The impact of conjugation of drugs by glucuronidation has attracted more interest in recent years. Evolution of drug design strategies away from single CYP mediated mechanisms towards more metabolically stable drugs has resulted in an increase in clearance by mechanisms such as glucuronidation. Metabolism of drugs by UDP-glucuronosyltransferases (UGTs) is the most important phase II route of metabolism resulting in the formation of 0-, N– and acyl glucuronides. In this webinar, we explored the need and routes to accessing different types of glucuronides, illustrated using case studies from the literature as well as recent examples from projects undertaken for Hypha’s clients.
One-Stop Metabolite Shop
If you missed our webinar on our One-stop Metabolite Shop: “New tools for metabolite synthesis: enhanced PolyCYPs+ kit and late-stage chemical glucuronidation“, but are interested in learning more, please contact us for a link to a recording.
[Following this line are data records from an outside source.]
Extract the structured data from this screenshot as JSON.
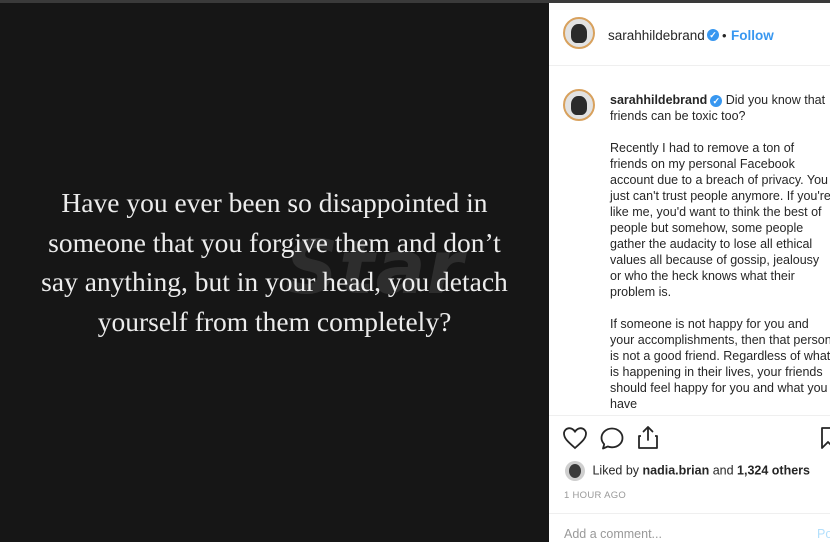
{
  "post": {
    "quote": "Have you ever been so disappointed in someone that you forgive them and don’t say anything, but in your head, you detach yourself from them completely?",
    "watermark": "Star"
  },
  "header": {
    "username": "sarahhildebrand",
    "separator": "•",
    "follow_label": "Follow"
  },
  "caption": {
    "username": "sarahhildebrand",
    "lead": "Did you know that friends can be toxic too?",
    "paragraph1": "Recently I had to remove a ton of friends on my personal Facebook account due to a breach of privacy. You just can't trust people anymore. If you're like me, you'd want to think the best of people but somehow, some people gather the audacity to lose all ethical values all because of gossip, jealousy or who the heck knows what their problem is.",
    "paragraph2": "If someone is not happy for you and your accomplishments, then that person is not a good friend. Regardless of what is happening in their lives, your friends should feel happy for you and what you have"
  },
  "actions": {
    "liked_prefix": "Liked by",
    "liked_user": "nadia.brian",
    "liked_and": "and",
    "liked_others": "1,324 others",
    "timestamp": "1 HOUR AGO",
    "comment_placeholder": "Add a comment...",
    "post_label": "Po"
  },
  "colors": {
    "link_blue": "#3897f0",
    "verified_blue": "#3897f0",
    "story_ring": "#d8a15d"
  },
  "icons": [
    "verified-badge-icon",
    "heart-icon",
    "comment-icon",
    "share-icon",
    "bookmark-icon"
  ]
}
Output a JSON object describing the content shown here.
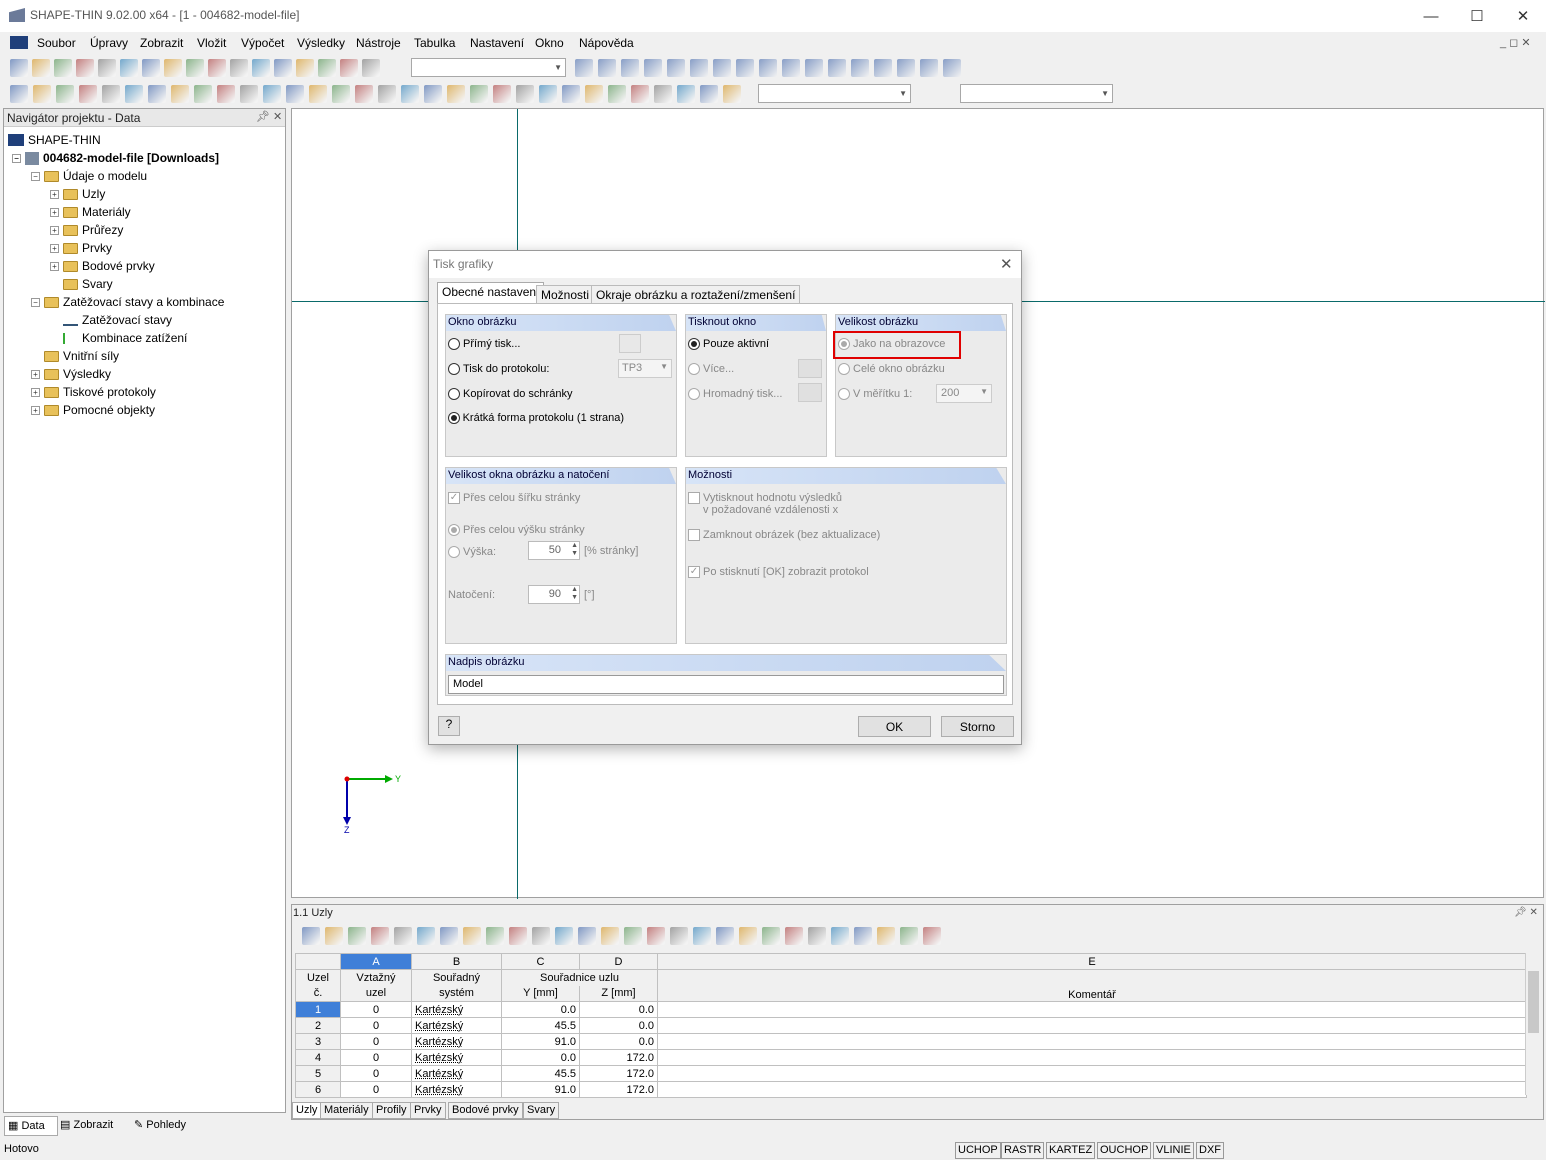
{
  "window": {
    "title": "SHAPE-THIN 9.02.00 x64 - [1 - 004682-model-file]"
  },
  "menu": [
    "Soubor",
    "Úpravy",
    "Zobrazit",
    "Vložit",
    "Výpočet",
    "Výsledky",
    "Nástroje",
    "Tabulka",
    "Nastavení",
    "Okno",
    "Nápověda"
  ],
  "navigator": {
    "title": "Navigátor projektu - Data",
    "root": "SHAPE-THIN",
    "file": "004682-model-file [Downloads]",
    "items": [
      "Údaje o modelu",
      "Uzly",
      "Materiály",
      "Průřezy",
      "Prvky",
      "Bodové prvky",
      "Svary",
      "Zatěžovací stavy a kombinace",
      "Zatěžovací stavy",
      "Kombinace zatížení",
      "Vnitřní síly",
      "Výsledky",
      "Tiskové protokoly",
      "Pomocné objekty"
    ],
    "tabs": [
      "Data",
      "Zobrazit",
      "Pohledy"
    ]
  },
  "axes": {
    "y": "Y",
    "z": "Z"
  },
  "dialog": {
    "title": "Tisk grafiky",
    "tabs": [
      "Obecné nastavení",
      "Možnosti",
      "Okraje obrázku a roztažení/zmenšení"
    ],
    "g1": {
      "title": "Okno obrázku",
      "o1": "Přímý tisk...",
      "o2": "Tisk do protokolu:",
      "combo": "TP3",
      "o3": "Kopírovat do schránky",
      "o4": "Krátká forma protokolu (1 strana)"
    },
    "g2": {
      "title": "Tisknout okno",
      "o1": "Pouze aktivní",
      "o2": "Více...",
      "o3": "Hromadný tisk..."
    },
    "g3": {
      "title": "Velikost obrázku",
      "o1": "Jako na obrazovce",
      "o2": "Celé okno obrázku",
      "o3": "V měřítku 1:",
      "scale": "200"
    },
    "g4": {
      "title": "Velikost okna obrázku a natočení",
      "o1": "Přes celou šířku stránky",
      "o2": "Přes celou výšku stránky",
      "o3": "Výška:",
      "height": "50",
      "height_unit": "[% stránky]",
      "rot_label": "Natočení:",
      "rot": "90",
      "rot_unit": "[°]"
    },
    "g5": {
      "title": "Možnosti",
      "o1a": "Vytisknout hodnotu výsledků",
      "o1b": "v požadované vzdálenosti x",
      "o2": "Zamknout obrázek (bez aktualizace)",
      "o3": "Po stisknutí [OK] zobrazit protokol"
    },
    "g6": {
      "title": "Nadpis obrázku",
      "value": "Model"
    },
    "ok": "OK",
    "cancel": "Storno"
  },
  "table": {
    "title": "1.1 Uzly",
    "cols": [
      "A",
      "B",
      "C",
      "D",
      "E"
    ],
    "h1": [
      "Uzel",
      "Vztažný",
      "Souřadný",
      "Souřadnice uzlu",
      "Komentář"
    ],
    "h2": [
      "č.",
      "uzel",
      "systém",
      "Y [mm]",
      "Z [mm]"
    ],
    "rows": [
      [
        "1",
        "0",
        "Kartézský",
        "0.0",
        "0.0"
      ],
      [
        "2",
        "0",
        "Kartézský",
        "45.5",
        "0.0"
      ],
      [
        "3",
        "0",
        "Kartézský",
        "91.0",
        "0.0"
      ],
      [
        "4",
        "0",
        "Kartézský",
        "0.0",
        "172.0"
      ],
      [
        "5",
        "0",
        "Kartézský",
        "45.5",
        "172.0"
      ],
      [
        "6",
        "0",
        "Kartézský",
        "91.0",
        "172.0"
      ]
    ],
    "tabs": [
      "Uzly",
      "Materiály",
      "Profily",
      "Prvky",
      "Bodové prvky",
      "Svary"
    ]
  },
  "status": {
    "text": "Hotovo",
    "boxes": [
      "UCHOP",
      "RASTR",
      "KARTEZ",
      "OUCHOP",
      "VLINIE",
      "DXF"
    ]
  }
}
In the webinar our CEO Dr Liam Evans shared Hypha’s new one-stop shop for metabolite synthesis, including our enhanced PolyCYPs®+ screening kits and a new late-stage chemical glucuronidation screen.
The chemical screen is suitable for synthesis of O-, N- and acyl glucuronides and features tailored deprotection strategies suitable for synthesis of acyl glucuronides and some unstable N-glucuronides. The chemical screen is complementary to our existing successful microbial and mammalian biotransformation routes for generating phase II conjugates.
The extended PolyCYPs®+ kits comprise 18 diverse CYP isoforms cloned from some of Hypha’s bacteria, as well as complimentary inclusion of two other phase 1 enzymes – human aldehyde oxidase (AOX1) and flavin monooxygenase 3 (FMO3), with other FMO isoforms to be incorporated as they become available.